Journal of Applied Research in Accounting and Finance (JARAF), Vol. 2, No. 2, 2007
4 Pages Posted: 6 Feb 2008 Last revised: 18 Aug 2014
In our July 2007 editorial, we warned of the dangers associated with gathering storm clouds in global credit markets. By August the predicted tempest had arrived, sweeping away billions of dollars in value and graphically demonstrating the erroneous approach to appraising and pricing risk which had insinuated itself into capital markets in prior years. Credit markets froze over, and even the strenuous efforts of central banks around the world in pouring enormous quantities of liquidity into the banking system has achieved a less than complete thawing.

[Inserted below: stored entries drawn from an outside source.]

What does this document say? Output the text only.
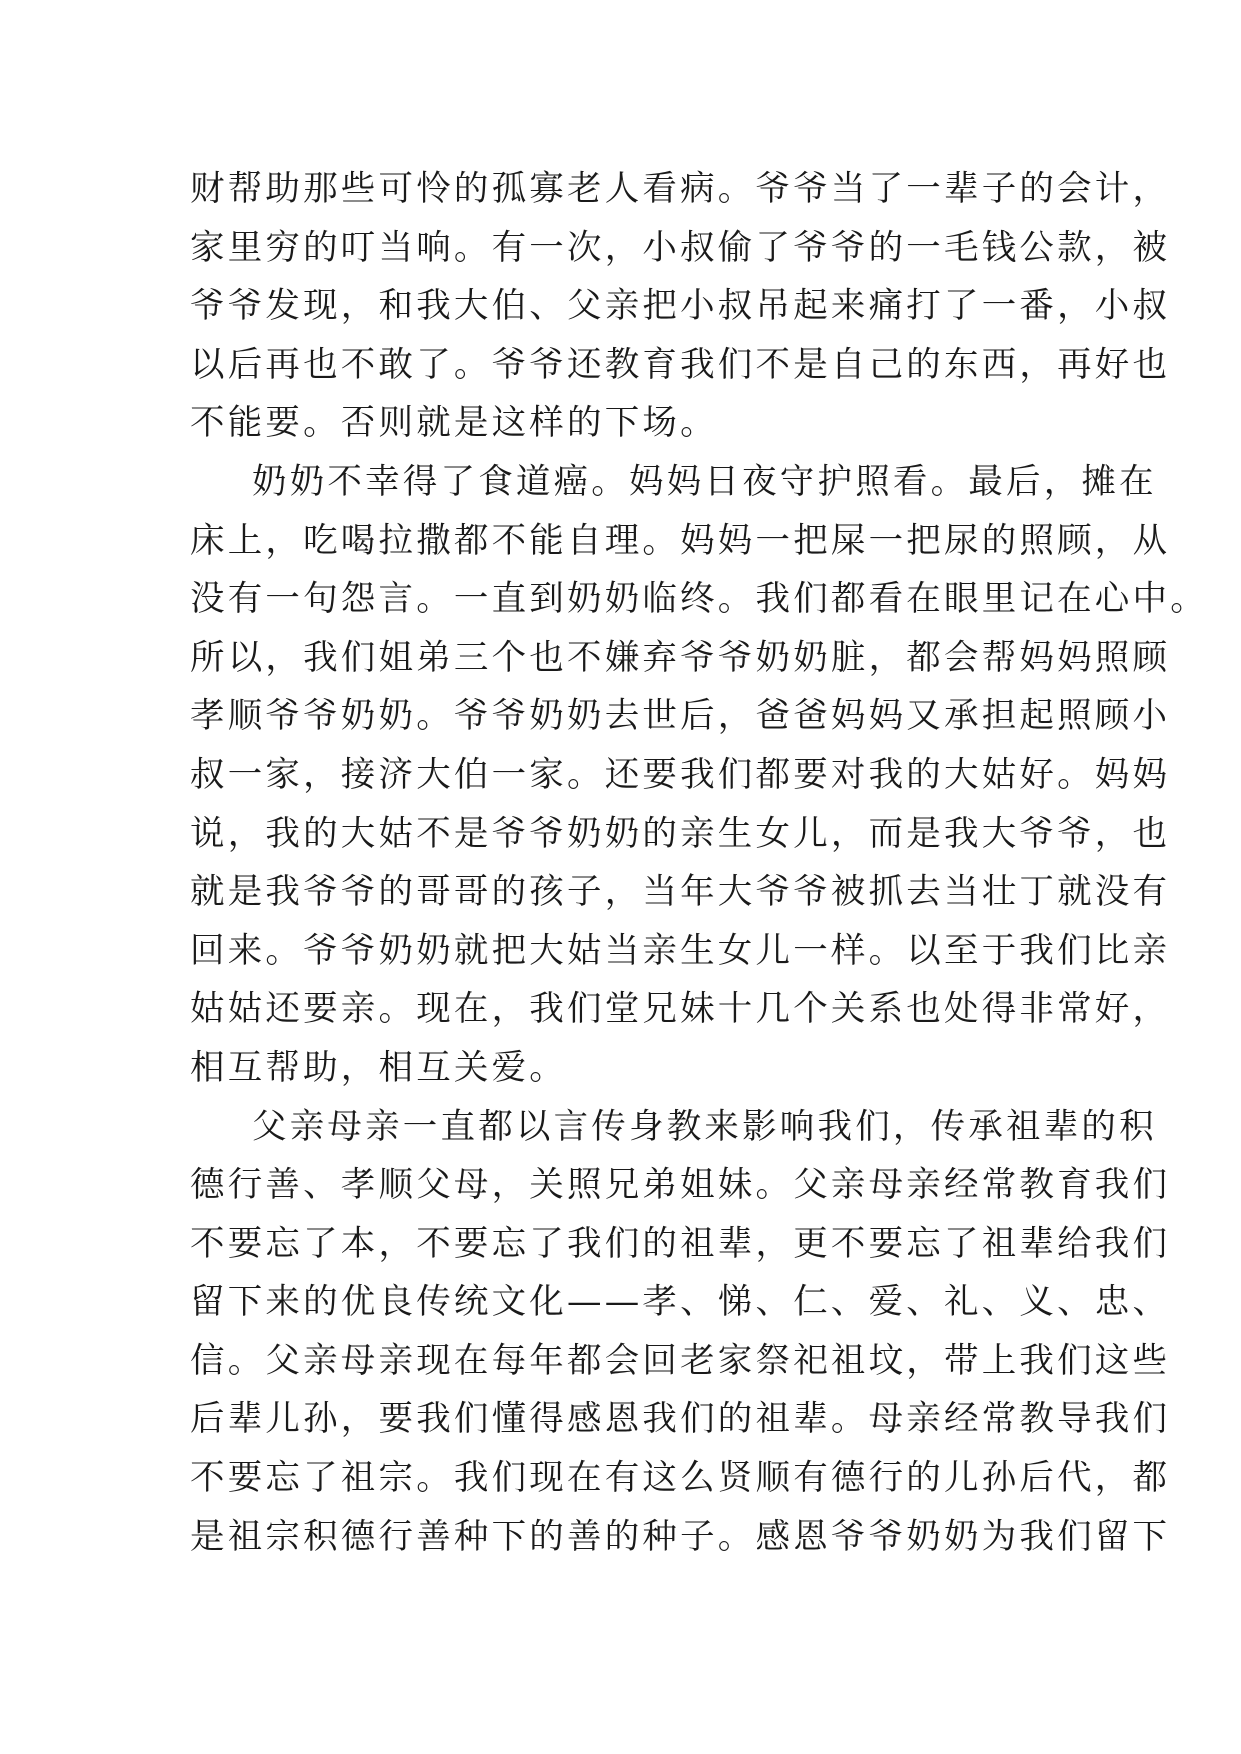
财帮助那些可怜的孤寡老人看病。爷爷当了一辈子的会计，
家里穷的叮当响。有一次，小叔偷了爷爷的一毛钱公款，被
爷爷发现，和我大伯、父亲把小叔吊起来痛打了一番，小叔
以后再也不敢了。爷爷还教育我们不是自己的东西，再好也
不能要。否则就是这样的下场。
奶奶不幸得了食道癌。妈妈日夜守护照看。最后，摊在
床上，吃喝拉撒都不能自理。妈妈一把屎一把尿的照顾，从
没有一句怨言。一直到奶奶临终。我们都看在眼里记在心中。
所以，我们姐弟三个也不嫌弃爷爷奶奶脏，都会帮妈妈照顾
孝顺爷爷奶奶。爷爷奶奶去世后，爸爸妈妈又承担起照顾小
叔一家，接济大伯一家。还要我们都要对我的大姑好。妈妈
说，我的大姑不是爷爷奶奶的亲生女儿，而是我大爷爷，也
就是我爷爷的哥哥的孩子，当年大爷爷被抓去当壮丁就没有
回来。爷爷奶奶就把大姑当亲生女儿一样。以至于我们比亲
姑姑还要亲。现在，我们堂兄妹十几个关系也处得非常好，
相互帮助，相互关爱。
父亲母亲一直都以言传身教来影响我们，传承祖辈的积
德行善、孝顺父母，关照兄弟姐妹。父亲母亲经常教育我们
不要忘了本，不要忘了我们的祖辈，更不要忘了祖辈给我们
留下来的优良传统文化——孝、悌、仁、爱、礼、义、忠、
信。父亲母亲现在每年都会回老家祭祀祖坟，带上我们这些
后辈儿孙，要我们懂得感恩我们的祖辈。母亲经常教导我们
不要忘了祖宗。我们现在有这么贤顺有德行的儿孙后代，都
是祖宗积德行善种下的善的种子。感恩爷爷奶奶为我们留下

The missing ingredient, taken for granted prior to the onset of the crisis can be encapsulated in one word, trust. The existence of trust is a necessary precursor to the existence of liquid and efficient capital markets. The institutional and regulatory frameworks within which advanced capital markets operate are designed to engender and sustain this vital ingredient.
Yet the events of 2007 suggest that much of the institutional and regulatory fabric of the global capital markets has been stretched to the point where in many cases it can no longer sustain the trust and confidence necessary for the facilitation of the free flow of capital. Staples as basic as credit ratings have had their value and credibility called into question. Meanwhile, financial reporting practices continue in many cases to lead to confusion rather than clarity.
In the previous edition of JARAF, Sir David Tweedie and Wayne Lonergan produced insightful critiques of aspects of modern day accounting and practices which simply defy common sense. Some of the practices they attacked pertained to complex phenomena such as financial instruments and the application of impairment testing to intangible assets. Yet both authors also suggested that undesirable and obfuscatory practices extend far down the complexity scale, into the realm of simple and commonly encountered transaction types, including leases. Given this critique, it is a timely privilege in this edition of the journal to present work on the subject of the effect of the capitalization of off balance sheet leasing transactions on financial measures by Charles Mulford and Mark Gram. Professor Mulford and his associates have made enormous contributions to the field of applied research in accounting and finance and have carved out reputations as leading thought leaders in their chosen field.
Their work has been in the best tradition of what Professor Briloff might have described as the avoidance of nonsensical esoteric modeling exercises in favour of the practical art of upping sleeves and dipping into the messy reality of real world financial disclosures.
Given the likelihood of a surge in corporate bankruptcies across the developed world during 2008, another practical and timely contribution in this edition comes from Ghassan Hossari, Sheikh Rahman and Janek Ratnatunga, who provide a useful evaluation of sampling controversies in ratio based financial distress modeling. The insights set out in this paper will be of interest to anyone who makes use of these tools.
Finally, this edition of the journal concludes with a look by Suresh Cuganesan and David Lacey at an area of burgeoning concern, the growing problem of identity fraud, and some early evidence on organizational responses to this increasingly profound operational problem.
Again as another year concludes, we thank the editorial board and contributing authors for their work in promoting quality applied research in the area of accounting and finance, and express the hope that little by little, the types of insights to be found within the pages of the journal contribute to the improvement of practice in future.